In his first year at the helm of ASUCLA, he sparked controversy when he raised the price of a cup of coffee from 10 cents to 15 cents a cup, a move that the Daily Bruin protested by spearheading a “coffee crusade.”

Developing a food service master plan and long-range facilities development plan, Findley updated the institutional cafeterias with new menus, attractive storefronts and appealing names, including the Truck Farm, La Quicherie and North Venice Noodle Company. Under his management, an old ticket office was transformed into the Kerckhoff Coffee House, which initially served crepes and ice cream as well as coffee.

After doing extensive research to track pedestrian traffic on campus, Findley convinced the student-majority board of directors to approve expansion plans that led to the opening of new locations away from the student union complex.

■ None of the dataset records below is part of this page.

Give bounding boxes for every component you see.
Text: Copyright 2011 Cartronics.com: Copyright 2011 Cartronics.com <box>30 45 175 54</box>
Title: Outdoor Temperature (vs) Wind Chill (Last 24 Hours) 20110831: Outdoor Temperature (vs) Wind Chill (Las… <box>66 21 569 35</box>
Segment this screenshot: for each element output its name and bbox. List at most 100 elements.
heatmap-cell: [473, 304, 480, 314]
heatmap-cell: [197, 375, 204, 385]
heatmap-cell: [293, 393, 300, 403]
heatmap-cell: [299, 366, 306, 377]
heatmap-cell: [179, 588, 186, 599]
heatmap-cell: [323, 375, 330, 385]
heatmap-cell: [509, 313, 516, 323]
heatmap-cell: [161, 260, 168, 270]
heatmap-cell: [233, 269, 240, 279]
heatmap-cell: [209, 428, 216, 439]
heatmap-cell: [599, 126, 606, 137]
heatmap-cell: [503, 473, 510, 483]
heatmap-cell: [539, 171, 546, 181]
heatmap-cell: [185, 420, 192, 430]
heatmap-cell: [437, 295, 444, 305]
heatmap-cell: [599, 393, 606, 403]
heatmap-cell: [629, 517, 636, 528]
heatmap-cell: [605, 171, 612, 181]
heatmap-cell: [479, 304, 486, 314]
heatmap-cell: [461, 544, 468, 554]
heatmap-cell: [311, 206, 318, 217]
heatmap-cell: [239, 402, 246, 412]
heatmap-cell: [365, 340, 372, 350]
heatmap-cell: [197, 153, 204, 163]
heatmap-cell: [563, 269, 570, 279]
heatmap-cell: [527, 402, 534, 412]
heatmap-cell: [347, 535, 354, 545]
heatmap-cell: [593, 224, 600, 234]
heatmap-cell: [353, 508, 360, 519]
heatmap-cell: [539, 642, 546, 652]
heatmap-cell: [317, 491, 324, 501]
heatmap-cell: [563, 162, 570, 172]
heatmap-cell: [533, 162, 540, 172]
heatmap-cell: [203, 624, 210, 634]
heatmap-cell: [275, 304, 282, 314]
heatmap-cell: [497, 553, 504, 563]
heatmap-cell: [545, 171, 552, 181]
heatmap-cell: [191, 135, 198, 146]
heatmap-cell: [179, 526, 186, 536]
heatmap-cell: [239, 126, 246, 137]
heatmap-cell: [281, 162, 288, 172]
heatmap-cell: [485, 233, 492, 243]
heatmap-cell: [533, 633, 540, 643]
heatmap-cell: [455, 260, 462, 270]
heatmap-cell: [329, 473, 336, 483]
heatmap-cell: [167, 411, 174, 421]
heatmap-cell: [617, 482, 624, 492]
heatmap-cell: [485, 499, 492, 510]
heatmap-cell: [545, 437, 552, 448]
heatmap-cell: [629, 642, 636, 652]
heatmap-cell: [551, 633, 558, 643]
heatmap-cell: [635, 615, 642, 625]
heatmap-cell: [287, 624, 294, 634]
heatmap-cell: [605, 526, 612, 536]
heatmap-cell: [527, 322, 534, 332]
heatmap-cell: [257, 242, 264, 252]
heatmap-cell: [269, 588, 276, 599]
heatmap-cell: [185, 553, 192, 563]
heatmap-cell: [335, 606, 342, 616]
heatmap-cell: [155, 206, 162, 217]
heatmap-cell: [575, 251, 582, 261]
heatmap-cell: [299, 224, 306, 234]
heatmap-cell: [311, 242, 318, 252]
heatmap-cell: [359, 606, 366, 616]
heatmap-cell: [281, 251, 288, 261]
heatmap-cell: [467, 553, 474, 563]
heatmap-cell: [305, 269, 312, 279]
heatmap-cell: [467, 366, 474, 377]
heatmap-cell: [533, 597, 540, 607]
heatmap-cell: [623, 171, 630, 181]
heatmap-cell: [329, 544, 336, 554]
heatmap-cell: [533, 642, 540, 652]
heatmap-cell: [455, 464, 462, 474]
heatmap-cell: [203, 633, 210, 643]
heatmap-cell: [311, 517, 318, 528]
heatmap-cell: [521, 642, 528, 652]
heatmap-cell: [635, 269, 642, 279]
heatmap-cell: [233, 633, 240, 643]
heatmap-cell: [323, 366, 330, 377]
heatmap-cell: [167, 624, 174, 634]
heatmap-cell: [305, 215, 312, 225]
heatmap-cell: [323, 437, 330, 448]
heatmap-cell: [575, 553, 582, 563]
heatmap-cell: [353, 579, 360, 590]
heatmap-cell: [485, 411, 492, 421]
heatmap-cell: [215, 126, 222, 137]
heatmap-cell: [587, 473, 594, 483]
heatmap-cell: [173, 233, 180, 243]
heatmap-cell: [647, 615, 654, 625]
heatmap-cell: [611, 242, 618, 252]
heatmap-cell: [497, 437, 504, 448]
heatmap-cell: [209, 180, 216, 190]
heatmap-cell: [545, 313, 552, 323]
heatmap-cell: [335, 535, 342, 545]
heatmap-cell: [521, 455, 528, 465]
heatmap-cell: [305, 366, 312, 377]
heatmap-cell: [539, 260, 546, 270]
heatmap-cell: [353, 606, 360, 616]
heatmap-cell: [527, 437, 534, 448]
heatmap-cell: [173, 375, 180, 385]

The Bombshelter Deli and Burger Bar was renovated in 1974-75, and the North Campus Student Center opened in 1976. Plans for the complex now known as Lu Valle Commons were approved in 1980-81.

Another example of his marketing prowess was the creation of the “BearWear” concept. Findley revolutionized institutional apparel programs, with the UCLA apparel line becoming a national leader — with a huge assist from Coach John Wooden and the UCLA basketball dynasty. He also blazed a path for BearWear sales in Japan through international licensing agreements.

In 1981, Findley left ASUCLA to become the first director of the 42-acre UCLA Lake Arrowhead Conference Center, reporting to UCLA Housing. During his tenure there, he again led a transformation that expanded and modernized the complex.

Working with then-Chancellor Charles E. Young, then-Vice Chancellor Alan Charles and UCLA Housing, Findley expanded capacity by adding “condolets” to house conference visitors during the academic year and campers during the summers.

But his contributions to the campus weren’t limited to bricks and mortar. He was praised for his mentorship of students, including hundreds of Bruin Woods student counselors who learned about character, values and ethics from him.

"Don was a friend to all fellow campers, young and old," said Gloria Stypinski, assistant chancellor emerita, who celebrated July 4 with her family at Bruin Woods for 15 years. "He made Bruins out of everyone. The eight-clap was as much a tradition there as were hot dogs, fireworks and UCLA blue-and-gold T-shirts. Many of us made lifelong friends there, and our common thread was always Bruin Woods." 

Findley retired in 1998.

He is survived by his wife of 45 years, Joyce Ricker Findley; daughters Sharon Findley Newman and Andrea Findley; and three grandchildren.